И с памятью что-то стало твориться: однажды ты забыл, как зовут твою жену, и вспомнил, так сказать, окольными путями – через друга Геру, дочь Алиску и себя – Евгения.
«Ну да, я Женька, и она Женька!» – обрадованно вспомнил ты.
После этого ты засел, а точнее, залег (писал, лежа на животе, так как болела исколотая задница) за написание своего давно задуманного ненаучно-теоретического труда под названием: «Собаки и кошки как фактор любви».

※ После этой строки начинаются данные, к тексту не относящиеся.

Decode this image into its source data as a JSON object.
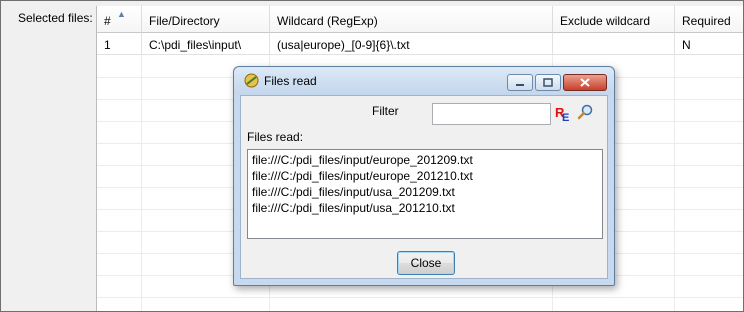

Он был для тебя и целью и средством: напоминая о несомненном, ты хотел спасти мир от окончательного озверения, но главное, себя спасти – не дать раскатиться шарикам так, что их будет уже никогда не собрать.
И кажется, это удалось…
Более того, «Собаки и кошки» укрепили и оздоровили тебя, если не считать резей в желудке и расстройства кишечника, случившихся после того, как ты проглотил, не прожевав, значительную часть рукописи, борясь с ненавистным надзирателем, который одной рукой держал тебя за горло, а пальцами другой пытался залезть в рот, угрожающе при этом рыча: «Открой пасть, падла!» И вот еще один положительный результат – приобретенная во время написания труда страсть к ненаучному теоретизированию осталась, именно это занятие ты и называл собиранием мыслей.